Employees who feel overqualified view more work tasks as unreasonable
Why this matters
This research underscores a subtle but critical dynamic in hospitality labor markets that institutional CRE investors and operators cannot afford to overlook. High turnover in hospitality has long been a drag on operational efficiency and asset performance, particularly as labor costs rise and skilled workers remain scarce. The finding that employees who perceive themselves as overqualified are more prone to view work demands as unreasonable—and thus more likely to consider leaving—signals a potential friction point in workforce management that can ripple through property-level cash flows and valuations. For institutional owners and operators, this highlights the importance of not only attracting talent but also aligning job roles and management styles to employee expectations. The mitigating effect of respectful management, which reduced negative perceptions by a notable margin, points to a non-capital-intensive lever that can enhance retention and operational stability.
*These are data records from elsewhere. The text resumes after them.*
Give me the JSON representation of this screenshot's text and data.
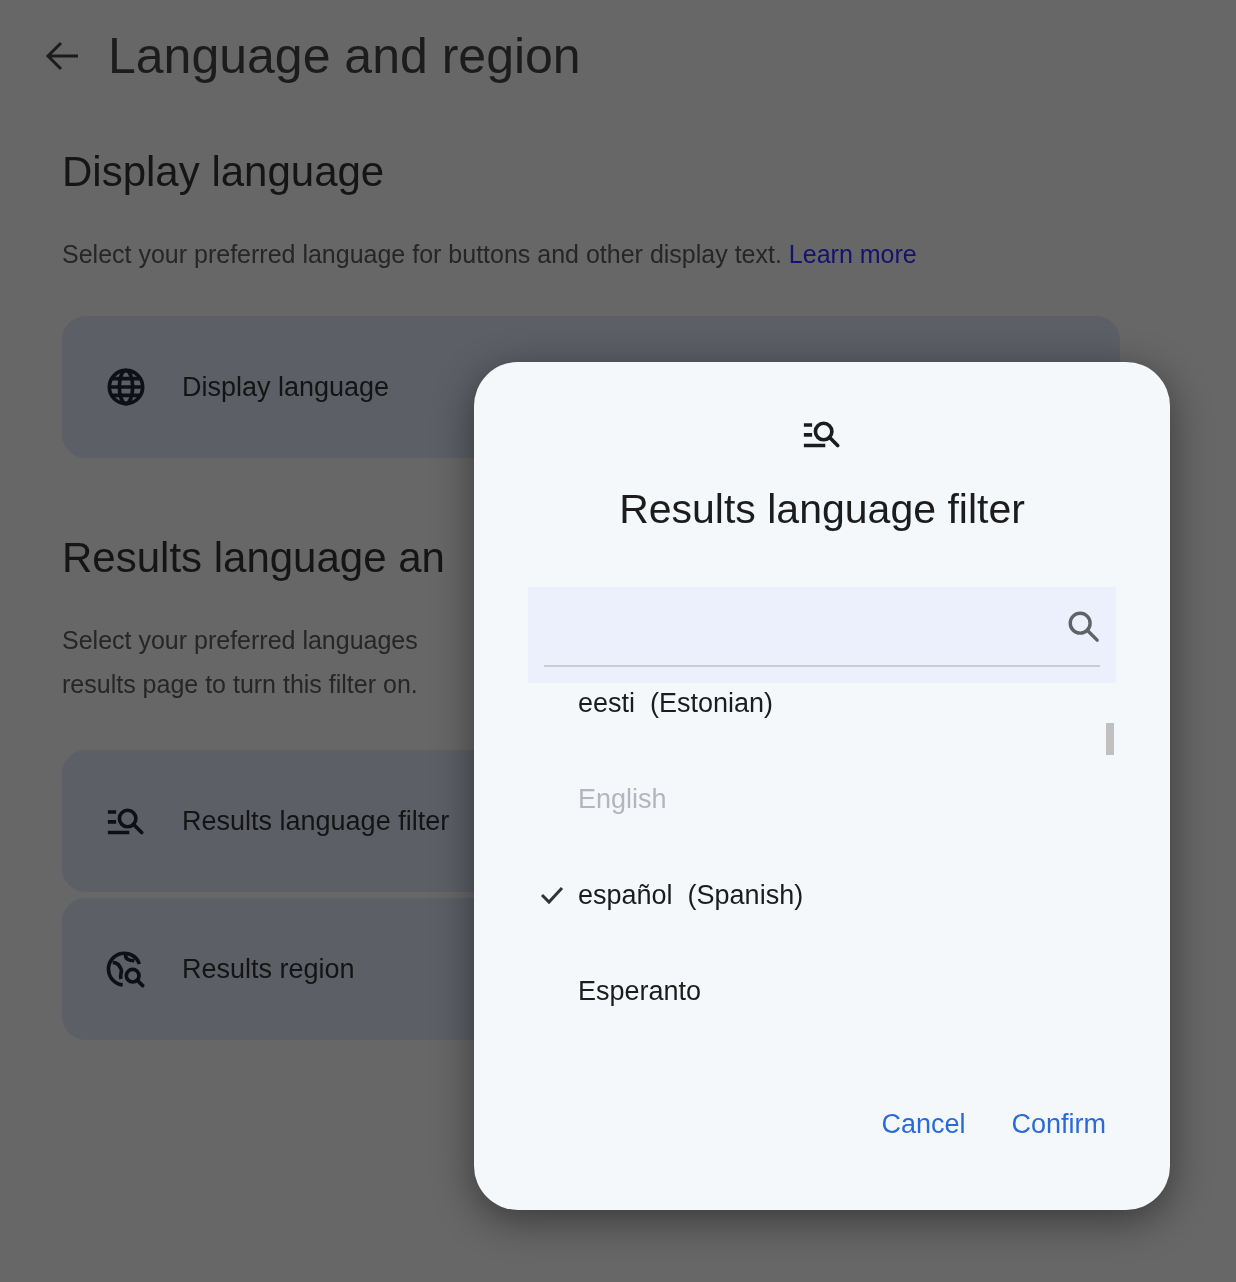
{
  "header": {
    "title": "Language and region"
  },
  "sections": [
    {
      "heading": "Display language",
      "lines": [
        "Select your preferred language for buttons and other display text."
      ],
      "link": "Learn more",
      "rows": [
        {
          "label": "Display language",
          "kind": "globe"
        }
      ]
    },
    {
      "heading": "Results language an",
      "lines": [
        "Select your preferred languages",
        "results page to turn this filter on."
      ],
      "rows": [
        {
          "label": "Results language filter",
          "kind": "filter-search"
        },
        {
          "label": "Results region",
          "kind": "globe-search"
        }
      ]
    }
  ],
  "dialog": {
    "title": "Results language filter",
    "languages": [
      {
        "name": "eesti  (Estonian)",
        "checked": false,
        "disabled": false
      },
      {
        "name": "English",
        "checked": false,
        "disabled": true
      },
      {
        "name": "español  (Spanish)",
        "checked": true,
        "disabled": false
      },
      {
        "name": "Esperanto",
        "checked": false,
        "disabled": false
      }
    ],
    "buttons": [
      "Cancel",
      "Confirm"
    ]
  }
}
In an environment where labor availability and cost remain key constraints on hospitality asset performance, such insights may influence how institutional players structure workforce strategies, lease negotiations, and even asset repositioning plans. Ultimately, this research suggests that human capital dynamics are as integral to hospitality real estate fundamentals as physical location or market demand.
Editorial analysis · AI-assisted
Penn State research finds hospitality employees who feel overqualified are more likely to view tasks as unfair, increasing turnover intent, but respectful managers reduced these perceptions by 28%.